O egípcio
Acabo de desembarcar do longo voo que me trouxe de São Paulo. Ainda no aeroporto, pronto para o que promete ser uma escala mais longa do que eu imaginava, cumprimento efusivamente em despedida meu companheiro de voo, o simpático Anwar. "Minha conexão para Alexandria está no horário. Graças a Deus, chegarei em casa a tempo. Guarde meu cartão de visita. Se me der a honra de uma visita um dia, será recebido como merecem os bons viajantes". E me sapecou três beijos nas bochechas.
Anwar viajou sentado ao meu lado, com uma providencial cadeira vaga entre nós dois. Sendo ambos corpulentos, precisávamos de espaço já que nossos orçamentos limitados não nos permitiam voar nas cadeiras da classe executiva. "Já tive mais dinheiro, mas agora acho desperdício gastar o dobro ou mais por só um pouco mais de conforto", disse. Assenti sem muita convicção. "Veja que eu dificilmente encontraria um cavalheiro simpático como você se estivesse sentado mais adiante". Apenas balancei a cabeça e sorri. "Obrigado, bondade sua".
Quebramos o gelo antes da decolagem com uma conversa nada prosaica.
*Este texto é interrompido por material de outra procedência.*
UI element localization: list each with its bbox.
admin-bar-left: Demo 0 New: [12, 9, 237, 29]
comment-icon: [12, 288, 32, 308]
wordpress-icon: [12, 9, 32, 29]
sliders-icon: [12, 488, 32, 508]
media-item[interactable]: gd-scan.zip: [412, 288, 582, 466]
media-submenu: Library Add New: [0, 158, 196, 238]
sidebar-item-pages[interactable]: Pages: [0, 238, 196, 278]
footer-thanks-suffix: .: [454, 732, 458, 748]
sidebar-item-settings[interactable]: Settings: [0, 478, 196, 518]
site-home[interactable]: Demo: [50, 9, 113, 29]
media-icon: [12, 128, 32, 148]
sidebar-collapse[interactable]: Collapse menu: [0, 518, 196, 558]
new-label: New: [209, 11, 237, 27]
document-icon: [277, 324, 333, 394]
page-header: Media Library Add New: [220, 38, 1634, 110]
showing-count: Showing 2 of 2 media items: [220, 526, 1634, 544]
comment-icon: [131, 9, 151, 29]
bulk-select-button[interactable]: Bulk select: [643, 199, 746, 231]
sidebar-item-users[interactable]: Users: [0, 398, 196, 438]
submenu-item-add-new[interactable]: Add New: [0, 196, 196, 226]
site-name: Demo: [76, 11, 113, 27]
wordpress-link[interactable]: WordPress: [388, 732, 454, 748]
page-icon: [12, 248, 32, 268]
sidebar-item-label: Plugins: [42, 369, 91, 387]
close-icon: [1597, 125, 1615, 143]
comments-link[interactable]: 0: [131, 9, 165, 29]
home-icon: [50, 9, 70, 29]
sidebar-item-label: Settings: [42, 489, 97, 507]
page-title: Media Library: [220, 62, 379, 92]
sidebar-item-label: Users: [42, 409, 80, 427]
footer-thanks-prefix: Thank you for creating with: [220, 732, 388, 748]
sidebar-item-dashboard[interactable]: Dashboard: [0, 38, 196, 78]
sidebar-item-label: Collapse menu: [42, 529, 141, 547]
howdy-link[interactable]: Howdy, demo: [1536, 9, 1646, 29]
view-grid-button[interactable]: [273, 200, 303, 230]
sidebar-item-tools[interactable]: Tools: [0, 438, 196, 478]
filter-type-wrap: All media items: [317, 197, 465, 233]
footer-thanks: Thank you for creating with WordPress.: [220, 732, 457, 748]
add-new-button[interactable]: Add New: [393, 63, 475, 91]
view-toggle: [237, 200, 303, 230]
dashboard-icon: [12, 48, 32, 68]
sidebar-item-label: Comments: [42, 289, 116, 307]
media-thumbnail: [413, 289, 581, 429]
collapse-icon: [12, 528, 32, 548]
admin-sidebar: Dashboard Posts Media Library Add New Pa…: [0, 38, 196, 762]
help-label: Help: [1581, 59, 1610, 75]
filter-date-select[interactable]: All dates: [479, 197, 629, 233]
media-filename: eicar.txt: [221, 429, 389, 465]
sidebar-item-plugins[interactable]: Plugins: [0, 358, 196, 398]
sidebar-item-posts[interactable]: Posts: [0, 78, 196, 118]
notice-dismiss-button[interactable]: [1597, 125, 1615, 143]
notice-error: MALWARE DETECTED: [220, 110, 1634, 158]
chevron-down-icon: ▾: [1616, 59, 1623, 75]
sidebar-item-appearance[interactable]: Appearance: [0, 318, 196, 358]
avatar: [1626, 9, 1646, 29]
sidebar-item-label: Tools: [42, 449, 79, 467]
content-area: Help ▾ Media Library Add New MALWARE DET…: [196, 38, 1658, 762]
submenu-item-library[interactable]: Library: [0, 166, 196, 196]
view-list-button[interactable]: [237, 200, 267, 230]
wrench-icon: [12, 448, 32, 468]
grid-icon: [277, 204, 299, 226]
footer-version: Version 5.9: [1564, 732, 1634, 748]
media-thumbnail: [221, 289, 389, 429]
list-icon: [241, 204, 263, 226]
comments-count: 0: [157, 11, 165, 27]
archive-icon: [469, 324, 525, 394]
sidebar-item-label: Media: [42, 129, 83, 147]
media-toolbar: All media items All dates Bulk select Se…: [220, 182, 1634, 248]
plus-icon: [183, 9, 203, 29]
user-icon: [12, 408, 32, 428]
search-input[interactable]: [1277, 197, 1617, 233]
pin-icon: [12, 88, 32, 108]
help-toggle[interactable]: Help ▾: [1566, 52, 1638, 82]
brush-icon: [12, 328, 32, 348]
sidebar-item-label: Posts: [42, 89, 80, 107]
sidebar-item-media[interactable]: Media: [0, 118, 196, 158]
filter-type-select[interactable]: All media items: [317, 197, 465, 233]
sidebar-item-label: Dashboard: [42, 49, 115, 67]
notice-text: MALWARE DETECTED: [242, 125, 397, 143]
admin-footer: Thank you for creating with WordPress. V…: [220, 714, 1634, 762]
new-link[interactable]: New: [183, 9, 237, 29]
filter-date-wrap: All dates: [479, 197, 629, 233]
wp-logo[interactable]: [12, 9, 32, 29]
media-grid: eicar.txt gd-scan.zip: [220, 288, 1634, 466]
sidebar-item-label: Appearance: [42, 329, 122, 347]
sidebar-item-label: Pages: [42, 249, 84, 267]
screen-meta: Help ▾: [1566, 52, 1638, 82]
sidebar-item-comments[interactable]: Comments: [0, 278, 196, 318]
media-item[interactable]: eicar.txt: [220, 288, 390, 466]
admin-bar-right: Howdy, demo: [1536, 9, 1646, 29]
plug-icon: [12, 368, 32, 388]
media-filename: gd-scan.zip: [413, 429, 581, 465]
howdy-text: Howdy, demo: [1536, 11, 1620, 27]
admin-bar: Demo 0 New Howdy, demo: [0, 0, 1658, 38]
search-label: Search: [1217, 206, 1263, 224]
Vendo que ele se aplicou uma injeção na barriga, e como nossos olhares se cruzaram, perguntei se era diabético. Não, que Alá o livrasse. "É meu fator de coagulação. Com a injeção, mesmo que durma sentado por horas, não corro o risco de ter problemas circulatórios nas pernas". Falei-lhe que eu tinha a mesma preocupação, mas que para tanto só tomava aspirina e usava meias de compressão. "Também faço isso, mas a injeção dá mais tranquilidade".
Anwar contou-me que tem seis filhos homens e duas meninas. "Importo carne do Brasil. Que país extraordinário, quisera o Egito ser tão abençoado". "Será?", perguntei. "Tenha certeza. O Brasil tem pouca pobreza comparada com o que vemos no meu país. Temos alta corrupção nos dois lados e a juventude fica espremida entre o desemprego e a fantasia de ficar rico, o que gera desesperança. Mas o Brasil tem indústria e tecnologia. E a natureza mais generosa do mundo. Quanto a nós, ficamos parados na dependência do Nilo, vivendo das glórias dos faraós".
Mas o que mais sobressaiu da conversa bonachona de meu novo amigo foi o original conceito de patrimonialismo. "É justo que um político queira se dar um bônus pelo sucesso. Não é fácil se eleger. Bajula-se muita gente. Sacrifica-se a vida da família. Fere-se mandamentos de consciência e, em alguns casos, os mandamentos de Alá que tudo preside. Para se redimir, ele precisa de meios para continuar no topo. Ora, os empregos do Estado, as empresas do Estado e a máquina do Estado, de alguma forma pertencem por direito a ele. Parece que você não concorda, mas assim é o mundo".
Na despedida, estivessem alguns amigos em meu lugar, é possível que jogassem fora o cartão de Anwar. Não foi meu caso. Muito embora não ache que os conceitos de democracia sejam lá tão relativos quanto ele julga, ignorar sua perspectiva cultural de origem seria fazer tábula rasa do muito que o mundo me ensinou. E uma dessas coisas foi a de que não devemos sacrificar o indivíduo no altar das bizarrices políticas, por chocantes que elas possam ser. As conceituações da democracia ocidental são menos universais do que imaginamos. Ou gostaríamos que fossem.